Para decirlo con vulgaridad, lo que debemos contestarles invariablemente cuando nos recriminan algo sobre el motociclismo sería: “tenés razón, amor, prepará la vaselina y me quedo en casa”. Veremos, entonces, que rápidamente cambian de opinión y sólo nos dicen “andá tranquilo amor y cuidate en las curvas”.
También está la posibilidad lejana de que, cuando nos vean acomodando la moto, aparezcan solitas con el frasquito de vaselina. Nosotros, en cualquiera de los dos casos, la pasaremos igual de bien.
Es al pedo… los motociclistas seremos siempre un amasijo de carne y fierros y, como decía mi abuela después del cuarto vaso de ginebra, no hemos nacido para sufrir…

UNA SOLA PLUMA

Una sola pluma
(Sólo quiero volar)
  

Pluma: Implemento de tortura producido por un ave, generalmente usado por un asno.

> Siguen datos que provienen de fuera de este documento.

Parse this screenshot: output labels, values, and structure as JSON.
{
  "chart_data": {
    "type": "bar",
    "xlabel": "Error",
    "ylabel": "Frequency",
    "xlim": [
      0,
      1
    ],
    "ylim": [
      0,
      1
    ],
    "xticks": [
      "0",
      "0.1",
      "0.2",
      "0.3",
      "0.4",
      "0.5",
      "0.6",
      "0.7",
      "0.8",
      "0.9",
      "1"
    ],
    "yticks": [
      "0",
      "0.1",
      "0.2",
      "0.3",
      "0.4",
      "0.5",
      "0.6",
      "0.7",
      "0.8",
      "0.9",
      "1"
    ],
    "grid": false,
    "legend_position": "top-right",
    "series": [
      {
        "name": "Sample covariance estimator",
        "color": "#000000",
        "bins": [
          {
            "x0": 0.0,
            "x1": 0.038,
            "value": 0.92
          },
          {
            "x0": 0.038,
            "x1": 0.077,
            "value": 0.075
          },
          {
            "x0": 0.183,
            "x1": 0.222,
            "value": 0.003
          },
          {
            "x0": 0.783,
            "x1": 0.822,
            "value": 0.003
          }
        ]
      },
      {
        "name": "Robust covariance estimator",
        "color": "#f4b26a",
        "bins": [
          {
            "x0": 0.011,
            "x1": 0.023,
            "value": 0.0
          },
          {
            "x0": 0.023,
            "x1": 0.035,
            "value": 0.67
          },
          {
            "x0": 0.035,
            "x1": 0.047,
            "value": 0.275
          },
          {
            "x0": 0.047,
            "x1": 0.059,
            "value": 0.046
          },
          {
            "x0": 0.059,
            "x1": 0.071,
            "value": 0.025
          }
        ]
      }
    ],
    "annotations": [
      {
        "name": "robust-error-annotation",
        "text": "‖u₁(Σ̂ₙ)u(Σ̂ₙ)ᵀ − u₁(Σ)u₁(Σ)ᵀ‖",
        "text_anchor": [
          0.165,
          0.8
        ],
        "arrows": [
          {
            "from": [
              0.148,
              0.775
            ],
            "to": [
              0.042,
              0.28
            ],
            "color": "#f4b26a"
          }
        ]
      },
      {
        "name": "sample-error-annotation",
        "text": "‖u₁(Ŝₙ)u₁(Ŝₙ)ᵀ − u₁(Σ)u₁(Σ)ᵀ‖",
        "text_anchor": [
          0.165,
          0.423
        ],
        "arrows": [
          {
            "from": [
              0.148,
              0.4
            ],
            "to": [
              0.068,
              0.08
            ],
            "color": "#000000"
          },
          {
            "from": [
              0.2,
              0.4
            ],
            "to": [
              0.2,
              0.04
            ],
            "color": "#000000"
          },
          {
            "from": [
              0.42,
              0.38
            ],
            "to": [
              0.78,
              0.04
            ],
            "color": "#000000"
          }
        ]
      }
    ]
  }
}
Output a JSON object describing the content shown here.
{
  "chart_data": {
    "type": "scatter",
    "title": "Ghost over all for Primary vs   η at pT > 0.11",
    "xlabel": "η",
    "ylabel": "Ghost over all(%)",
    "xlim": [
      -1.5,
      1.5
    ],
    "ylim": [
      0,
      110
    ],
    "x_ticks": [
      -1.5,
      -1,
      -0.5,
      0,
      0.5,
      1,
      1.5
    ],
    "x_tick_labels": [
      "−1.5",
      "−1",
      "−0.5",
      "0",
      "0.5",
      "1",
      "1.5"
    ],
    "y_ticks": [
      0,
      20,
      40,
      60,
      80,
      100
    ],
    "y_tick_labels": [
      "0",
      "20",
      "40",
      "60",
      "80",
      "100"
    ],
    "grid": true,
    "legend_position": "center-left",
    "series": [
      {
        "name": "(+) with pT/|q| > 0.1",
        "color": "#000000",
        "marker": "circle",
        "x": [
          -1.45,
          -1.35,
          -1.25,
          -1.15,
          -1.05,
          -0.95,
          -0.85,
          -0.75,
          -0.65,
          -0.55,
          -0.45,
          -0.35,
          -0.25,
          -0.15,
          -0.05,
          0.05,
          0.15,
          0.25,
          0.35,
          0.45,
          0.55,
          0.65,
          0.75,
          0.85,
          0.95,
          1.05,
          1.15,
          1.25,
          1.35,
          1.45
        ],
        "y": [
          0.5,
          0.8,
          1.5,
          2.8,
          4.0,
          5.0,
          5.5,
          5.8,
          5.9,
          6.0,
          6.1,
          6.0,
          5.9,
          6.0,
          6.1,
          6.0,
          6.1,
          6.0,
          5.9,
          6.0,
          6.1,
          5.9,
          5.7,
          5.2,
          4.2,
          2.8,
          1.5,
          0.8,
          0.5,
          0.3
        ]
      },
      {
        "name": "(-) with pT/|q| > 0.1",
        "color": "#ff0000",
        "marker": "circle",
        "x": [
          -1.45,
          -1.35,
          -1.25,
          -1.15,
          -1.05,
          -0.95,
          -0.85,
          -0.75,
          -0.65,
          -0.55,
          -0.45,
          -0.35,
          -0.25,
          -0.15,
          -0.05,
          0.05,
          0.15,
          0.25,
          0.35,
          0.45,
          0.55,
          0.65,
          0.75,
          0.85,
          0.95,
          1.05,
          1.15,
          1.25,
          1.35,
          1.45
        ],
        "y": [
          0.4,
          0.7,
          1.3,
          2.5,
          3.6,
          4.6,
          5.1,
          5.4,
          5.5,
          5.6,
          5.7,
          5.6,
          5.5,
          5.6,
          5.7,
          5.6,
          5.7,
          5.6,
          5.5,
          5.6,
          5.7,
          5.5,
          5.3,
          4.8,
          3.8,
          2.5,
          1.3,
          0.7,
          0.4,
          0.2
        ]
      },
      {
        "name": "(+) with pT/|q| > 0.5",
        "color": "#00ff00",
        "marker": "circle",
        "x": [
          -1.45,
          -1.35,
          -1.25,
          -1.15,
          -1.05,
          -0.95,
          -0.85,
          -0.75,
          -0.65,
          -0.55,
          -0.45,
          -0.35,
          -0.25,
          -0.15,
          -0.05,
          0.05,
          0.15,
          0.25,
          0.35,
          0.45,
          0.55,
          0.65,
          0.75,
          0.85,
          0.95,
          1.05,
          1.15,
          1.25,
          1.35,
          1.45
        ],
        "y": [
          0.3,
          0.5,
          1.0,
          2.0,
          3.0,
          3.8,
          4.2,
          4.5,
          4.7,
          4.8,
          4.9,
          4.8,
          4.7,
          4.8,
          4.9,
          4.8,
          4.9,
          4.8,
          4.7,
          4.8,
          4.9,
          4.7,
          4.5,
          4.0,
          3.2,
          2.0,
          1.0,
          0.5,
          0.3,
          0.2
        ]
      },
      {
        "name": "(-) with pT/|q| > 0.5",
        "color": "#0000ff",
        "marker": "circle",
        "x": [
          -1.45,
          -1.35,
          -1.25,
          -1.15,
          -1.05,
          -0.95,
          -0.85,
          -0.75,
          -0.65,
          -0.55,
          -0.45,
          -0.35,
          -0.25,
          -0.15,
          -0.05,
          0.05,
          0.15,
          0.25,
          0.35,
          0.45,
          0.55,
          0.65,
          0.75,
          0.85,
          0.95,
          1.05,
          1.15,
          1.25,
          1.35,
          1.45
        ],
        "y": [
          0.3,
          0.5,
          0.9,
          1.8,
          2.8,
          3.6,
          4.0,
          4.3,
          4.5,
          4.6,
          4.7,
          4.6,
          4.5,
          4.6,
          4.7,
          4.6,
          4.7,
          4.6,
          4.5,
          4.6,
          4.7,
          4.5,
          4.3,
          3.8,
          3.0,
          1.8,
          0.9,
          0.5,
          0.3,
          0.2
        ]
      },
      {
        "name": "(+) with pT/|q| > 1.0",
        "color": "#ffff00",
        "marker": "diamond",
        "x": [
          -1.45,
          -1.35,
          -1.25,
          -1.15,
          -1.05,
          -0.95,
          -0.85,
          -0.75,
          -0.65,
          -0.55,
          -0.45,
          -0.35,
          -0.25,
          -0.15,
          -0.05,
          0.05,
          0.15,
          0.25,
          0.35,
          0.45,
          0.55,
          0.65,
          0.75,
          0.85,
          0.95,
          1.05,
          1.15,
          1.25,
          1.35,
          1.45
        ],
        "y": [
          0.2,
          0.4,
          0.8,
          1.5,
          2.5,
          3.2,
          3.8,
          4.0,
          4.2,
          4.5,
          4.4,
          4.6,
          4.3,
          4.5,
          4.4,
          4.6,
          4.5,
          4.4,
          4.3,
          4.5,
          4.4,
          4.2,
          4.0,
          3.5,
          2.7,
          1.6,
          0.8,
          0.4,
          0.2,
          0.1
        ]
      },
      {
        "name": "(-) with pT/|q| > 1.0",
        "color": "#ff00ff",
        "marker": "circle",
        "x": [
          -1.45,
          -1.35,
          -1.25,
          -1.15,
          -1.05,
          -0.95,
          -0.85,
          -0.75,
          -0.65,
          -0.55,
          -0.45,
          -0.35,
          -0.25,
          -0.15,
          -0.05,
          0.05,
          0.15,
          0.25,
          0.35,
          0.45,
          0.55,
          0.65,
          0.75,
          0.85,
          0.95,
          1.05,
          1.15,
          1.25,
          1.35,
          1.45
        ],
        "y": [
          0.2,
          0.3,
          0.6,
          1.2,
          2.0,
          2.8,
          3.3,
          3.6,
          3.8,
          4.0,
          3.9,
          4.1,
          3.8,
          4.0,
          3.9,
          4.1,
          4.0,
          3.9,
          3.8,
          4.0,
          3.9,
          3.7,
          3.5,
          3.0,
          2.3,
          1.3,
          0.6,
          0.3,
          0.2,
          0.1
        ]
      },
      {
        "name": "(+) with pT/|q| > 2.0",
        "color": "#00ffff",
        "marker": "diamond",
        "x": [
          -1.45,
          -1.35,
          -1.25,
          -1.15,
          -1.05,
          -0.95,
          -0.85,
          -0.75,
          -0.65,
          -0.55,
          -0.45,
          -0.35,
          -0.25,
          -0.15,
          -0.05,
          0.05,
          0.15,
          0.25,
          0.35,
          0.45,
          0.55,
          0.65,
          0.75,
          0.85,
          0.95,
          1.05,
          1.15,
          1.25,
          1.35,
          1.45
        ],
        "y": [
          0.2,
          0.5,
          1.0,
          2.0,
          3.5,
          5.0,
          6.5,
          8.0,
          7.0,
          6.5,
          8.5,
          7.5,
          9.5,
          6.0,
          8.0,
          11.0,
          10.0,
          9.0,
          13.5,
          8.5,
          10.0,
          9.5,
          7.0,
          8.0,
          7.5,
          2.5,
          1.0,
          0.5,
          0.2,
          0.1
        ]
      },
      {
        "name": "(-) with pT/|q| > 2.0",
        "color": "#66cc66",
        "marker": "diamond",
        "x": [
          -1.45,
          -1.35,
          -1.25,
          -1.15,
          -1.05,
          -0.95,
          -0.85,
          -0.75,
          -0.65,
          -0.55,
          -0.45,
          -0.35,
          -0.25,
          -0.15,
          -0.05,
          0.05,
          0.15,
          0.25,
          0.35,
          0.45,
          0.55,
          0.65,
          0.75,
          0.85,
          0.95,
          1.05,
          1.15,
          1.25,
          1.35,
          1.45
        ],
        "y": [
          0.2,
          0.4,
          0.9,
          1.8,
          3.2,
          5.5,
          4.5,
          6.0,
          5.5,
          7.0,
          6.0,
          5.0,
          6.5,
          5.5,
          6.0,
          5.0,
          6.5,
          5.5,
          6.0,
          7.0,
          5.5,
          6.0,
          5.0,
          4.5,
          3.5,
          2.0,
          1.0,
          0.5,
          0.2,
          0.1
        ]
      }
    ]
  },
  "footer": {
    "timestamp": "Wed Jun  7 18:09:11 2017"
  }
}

*Adaptado del Diccionario del Diablo, Ambrose Bierce, 1891.

  

Entre las virtudes que se le atribuyen a las plumas, la más común y notoria, sin dudas, es que son tan livianas que hacen posible el vuelo de las aves, convirtiéndolas en el símbolo de la libertad.
A las aves, digo, no a las plumas.
Estoy preso. Una ventana enrejada con el vidrio roto es mi único contacto con la luz del sol. Paso mis horas mirando ese agujero mugroso que bien se parece al hueco que hay en mi alma, filoso, sucio, inútil. Aunque -debería agradecerlo- me permite, a veces, respirar un ligero aliento fresco que a duras penas alivia lo rancio y hediondo de las miserias humanas.
Esta mañana –creo que son las diez o algo así- una pluma empecinada en volar sin la paloma que le da sentido se cuela en mi celda, justo por ese agujero obsceno, directo a mi regazo. Una pequeña pluma.
Paloma de mierda que se ríe de mi estúpida condición humana. El pájaro parece decirme que espere tranquilo unas cuantas miles de casualidades como ésta; que construya mis alas y que, tal vez, algún día, pueda volar. Pájaro hijo de mil putas.
Aunque, probablemente, me está diciendo que debo escribir algo, que no sea tan necio, que las plumas son, también, el símbolo de las palabras.
Las plumas, digo, no las aves.
      Tomo un pedacito arrugado de papel, lo estiro y aliso. Con la arruinada birome que uso para escupir mi rabia en las paredes, logro escribir una frasecita que es infantil y que es cierta: “te amo”.
Y ahora, con el papelito abollado en mi mano sucia y apretada, me quedo esperando que muchos pájaros de mierda dejen caer sus plumas, miles de plumas, que vuelen con la trayectoria exacta, y que una brisa exacta, mil veces exactamente repetida, las introduzca por el agujero exacto, justo en mi celda, justo en mi regazo.
Ojalá, algún día glorioso abra mi mano, y vos, mi amor, leas el papelito. Tal vez así, por fin, pueda volar y parecerme, sólo un poco, a esos pájaros de mierda.